Situated in my favourite town in the world……….


….Is this wonderful, old school cinema which is long past it unfortunately. I expected this to be a hell of a lot worse than it actually was. Its smashed, trashed, stripped and totally pillaged but its a nice 2 hours or so. 




> The 1,892 seat Savoy Cinema opened on George Street (a main town centre thoroughfare) on 17 October 1938. It was designed by Associated British Cinemas(ABC) in-house architect William R. Glen and immediately assummed the leading position in the ABC cinemas in town (the Empire Cinema closed two days earlier, but the Alma Cinema and Union Cinema continued for many years).
> It closed in April 1971 for tripling and emerged as a three screen complex in September 1971. There were 632 seats in Screen 1 (former circle) and 458 and 272 in screens 2 & 3 (former stalls).
> It was renamed Cannon in April 1986. When a new 10-screen Cineworld multiplex opened just a short walk down the street in 1998, the Cannon continued for another two years, finally closing in November 2000. It has lain empty since, despite several plans to establish an arts centre / theatre in the building.



Info Quoted from Cinema Treasures @ 
http://cinematreasures.org/theaters/6248

A miserable day in a miserable town but a good(ish) explore!

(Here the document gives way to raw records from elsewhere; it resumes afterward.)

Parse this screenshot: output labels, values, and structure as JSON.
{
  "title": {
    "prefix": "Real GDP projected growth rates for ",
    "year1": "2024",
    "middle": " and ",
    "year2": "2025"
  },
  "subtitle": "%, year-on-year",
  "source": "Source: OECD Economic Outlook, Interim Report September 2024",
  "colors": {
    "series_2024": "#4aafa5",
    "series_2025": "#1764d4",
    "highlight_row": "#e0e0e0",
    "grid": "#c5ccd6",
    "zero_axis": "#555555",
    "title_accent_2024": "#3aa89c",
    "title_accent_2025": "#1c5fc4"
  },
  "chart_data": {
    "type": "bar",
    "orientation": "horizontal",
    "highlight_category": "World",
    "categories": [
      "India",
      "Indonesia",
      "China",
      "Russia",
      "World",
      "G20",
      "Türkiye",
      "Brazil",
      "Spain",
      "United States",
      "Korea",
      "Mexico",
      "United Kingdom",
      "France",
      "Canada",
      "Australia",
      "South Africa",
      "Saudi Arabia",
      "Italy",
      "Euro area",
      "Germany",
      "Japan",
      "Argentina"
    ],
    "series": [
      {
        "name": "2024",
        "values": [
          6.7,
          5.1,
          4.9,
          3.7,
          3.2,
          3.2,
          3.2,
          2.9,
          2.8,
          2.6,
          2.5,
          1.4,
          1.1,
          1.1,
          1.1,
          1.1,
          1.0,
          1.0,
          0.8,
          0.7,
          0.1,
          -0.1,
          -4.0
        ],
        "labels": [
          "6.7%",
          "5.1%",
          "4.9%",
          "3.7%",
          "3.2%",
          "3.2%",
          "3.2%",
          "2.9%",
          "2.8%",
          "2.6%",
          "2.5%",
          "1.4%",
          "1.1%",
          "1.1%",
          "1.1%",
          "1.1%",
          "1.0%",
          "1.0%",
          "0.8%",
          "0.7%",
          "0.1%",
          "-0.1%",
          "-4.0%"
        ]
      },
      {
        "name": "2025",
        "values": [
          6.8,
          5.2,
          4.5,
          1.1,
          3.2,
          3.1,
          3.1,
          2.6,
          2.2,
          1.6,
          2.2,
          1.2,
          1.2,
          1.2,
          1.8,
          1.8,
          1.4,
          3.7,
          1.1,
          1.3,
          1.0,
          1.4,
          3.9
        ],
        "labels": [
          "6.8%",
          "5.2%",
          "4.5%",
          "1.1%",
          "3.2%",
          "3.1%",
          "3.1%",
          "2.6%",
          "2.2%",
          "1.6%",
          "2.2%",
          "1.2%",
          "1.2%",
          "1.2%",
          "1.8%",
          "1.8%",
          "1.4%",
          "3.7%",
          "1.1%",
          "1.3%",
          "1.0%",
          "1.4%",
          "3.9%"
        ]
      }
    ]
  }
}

As you will see in these photos; these cinemas were “refurbished” and many of the lovely old features were hidden behind a suspended ceiling which has thankfully mostly fallen away now, revealing whats underneath. 

#1






#2





#3





#4





#5





#6





#7





#8





#9





#10





#11
img]https://farm6.staticflickr.com/5542/14106702358_9363544067_b.jpg[/img]

#12





More At:
https://www.flickr.com/photos/landie_man/sets/72157644484459850/


----------



## The Wombat (May 29, 2014)

thats pretty good
good ceiling features here


----------



## AgentTintin (May 30, 2014)

It's in pretty good nick for something that closed 14 years ago  Great report!


----------



## flyboys90 (May 30, 2014)

Great find, some nice features still intact thanks for showing.


----------



## UrbanX (May 30, 2014)

Nice one, whats with the mud floor in the last shot?!
Great pics as usual!


----------



## Onmyown (May 30, 2014)

Nice shots there fella, thanks for sharing


----------



## Imanupstart (Jun 11, 2014)

So sad to see it like this, I remember going to watch Star Wars there! Lots of talk over the years of restoring it but the council would rather waste money on a guided busway. Cheers for posting this!


----------



## Palitoy78 (Aug 18, 2014)

Yeah,i remember seeing Return of the Jedi here way back in 83. Last film i watched there was Star Wars episode 1. I still live in Luton and walk past it very often. Id love to know how people get access to places like this  it would be good to pay a visit and revisit memories


----------



## Jay3009 (Sep 10, 2014)

*Amazing.*

This looks awesome I remember seeing this place. How did you get in? Wouldn't it be hard? I'd love to visit this place.


----------



## clinka (Sep 11, 2014)

I remember my mates sister taking me and him there to watch Back to the Future! Later on in life, me and the future Mrs Clinka would visit, get our tickets,pop up the bar for a few wet ones before taking our seats and watching the film. A little trip down memory lane there - thankyou. Some great shots especially for those that would have been hidden behind the sus ceiling. Don't suppose you saw evidence of the bar area? I cant remember which screen, but it used to be on the left, halfway up the stairs.

(I watched Star Wars IV at the Odeon in Bury Park - don't get down that far much so not sure of that building has also been abandoned. I recall it was bingo hall after a cinema, but not much since then)!


----------